About the second night out, Negro Brit Johnson, Dennis Cureton, and Paint Crawford, camped at the Turtle Hole, at the head of Flint Creek, about nine miles north of Graham, and on the north side of the road. The next morning, Indians slipped over the hill from the east, and charged the three frontier colored men. According to reports, the Indians had previously told Negro Britt they would kill him if he were ever found out alone. Negro Britt's companions ran, but Britt stood his ground and sold his life as dearly as possible. All three were killed and seventy-two empty shells found around Negro Britt's body, told the story of his bitter fight. No doubt, he made several feathered savages bite the dirt. Britt and his companions were buried near where they were killed, and on the north side of the old Fort Worth-Fort Belknap military road.

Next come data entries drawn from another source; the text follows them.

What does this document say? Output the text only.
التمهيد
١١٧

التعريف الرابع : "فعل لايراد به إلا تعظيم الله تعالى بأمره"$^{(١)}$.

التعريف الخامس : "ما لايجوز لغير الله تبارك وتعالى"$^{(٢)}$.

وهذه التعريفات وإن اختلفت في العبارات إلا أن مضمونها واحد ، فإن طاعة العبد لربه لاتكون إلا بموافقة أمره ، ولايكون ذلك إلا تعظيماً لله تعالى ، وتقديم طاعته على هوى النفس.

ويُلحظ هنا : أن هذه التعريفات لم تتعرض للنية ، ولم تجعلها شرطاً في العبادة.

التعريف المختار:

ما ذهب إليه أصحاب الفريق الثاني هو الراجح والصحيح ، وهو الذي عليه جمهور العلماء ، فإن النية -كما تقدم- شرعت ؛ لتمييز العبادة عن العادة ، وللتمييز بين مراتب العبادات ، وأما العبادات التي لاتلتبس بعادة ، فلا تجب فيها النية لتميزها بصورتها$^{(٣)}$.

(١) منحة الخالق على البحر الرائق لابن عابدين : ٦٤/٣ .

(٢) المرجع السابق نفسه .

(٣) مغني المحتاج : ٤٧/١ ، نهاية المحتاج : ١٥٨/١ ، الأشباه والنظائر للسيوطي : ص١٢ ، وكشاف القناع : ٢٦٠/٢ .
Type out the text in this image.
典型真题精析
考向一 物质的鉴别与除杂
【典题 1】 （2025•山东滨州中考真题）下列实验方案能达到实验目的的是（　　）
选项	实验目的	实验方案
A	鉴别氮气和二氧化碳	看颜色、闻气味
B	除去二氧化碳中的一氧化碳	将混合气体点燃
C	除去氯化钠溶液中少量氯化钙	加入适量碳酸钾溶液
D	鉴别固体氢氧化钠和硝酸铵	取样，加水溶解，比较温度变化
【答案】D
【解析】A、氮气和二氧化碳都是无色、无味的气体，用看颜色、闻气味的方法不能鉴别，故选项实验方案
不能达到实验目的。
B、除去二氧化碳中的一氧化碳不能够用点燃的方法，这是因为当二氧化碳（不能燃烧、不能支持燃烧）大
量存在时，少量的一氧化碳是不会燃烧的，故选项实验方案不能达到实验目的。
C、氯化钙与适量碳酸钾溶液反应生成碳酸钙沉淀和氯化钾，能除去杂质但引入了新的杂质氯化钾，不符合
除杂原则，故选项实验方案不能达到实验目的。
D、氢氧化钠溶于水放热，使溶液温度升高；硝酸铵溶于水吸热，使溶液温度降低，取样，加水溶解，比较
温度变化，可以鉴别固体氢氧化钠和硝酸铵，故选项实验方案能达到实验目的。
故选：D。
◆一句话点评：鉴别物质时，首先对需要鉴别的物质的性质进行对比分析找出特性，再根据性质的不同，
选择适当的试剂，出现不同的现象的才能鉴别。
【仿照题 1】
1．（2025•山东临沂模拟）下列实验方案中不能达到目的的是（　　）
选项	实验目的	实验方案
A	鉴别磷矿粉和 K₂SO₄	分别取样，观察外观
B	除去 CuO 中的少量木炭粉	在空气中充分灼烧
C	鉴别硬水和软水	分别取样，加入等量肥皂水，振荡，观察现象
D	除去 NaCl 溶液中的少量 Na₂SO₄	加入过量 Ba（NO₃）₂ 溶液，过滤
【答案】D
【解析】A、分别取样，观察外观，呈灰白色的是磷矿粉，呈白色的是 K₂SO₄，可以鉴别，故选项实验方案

And here in an unmarked grave, at the end of his long winding trail, that led to many ranches and cow camps in western Texas, and Indian villages in Oklahoma, lie buried the bones of Negro Britt Johnson. He was a faithful friend to the whites, was highly esteemed and respected by frontier citizens, and helped write much of the early history of Young and adjoining counties.
Note: Author personally interviewed: J. B. (Blue) Terrell, who conversed with Negro Britt in Fort Worth the day before he started on his last journey, and who passed Negro Britt's grave, about the second day after he was killed; Mann Johnson; Henry Williams; F. M. (Babe) Williams; F. M. Peveler; John Marlin; Uncle Pink Brooks; Jeff (Cureton) Eddleman, who was also a slave of Wm. Cureton, mentioned above; A. M. Lasater; Walker K. Baylor, son of General John Baylor; James Wood; and many others who lived in this section of the time.
The above story is from the book, The West Texas Frontier, by Joseph Carroll McConnell.
A wooden cross at the site of the burial and was still visible by land owners as late as 1931. The original landowners had the property in their possession since 1872.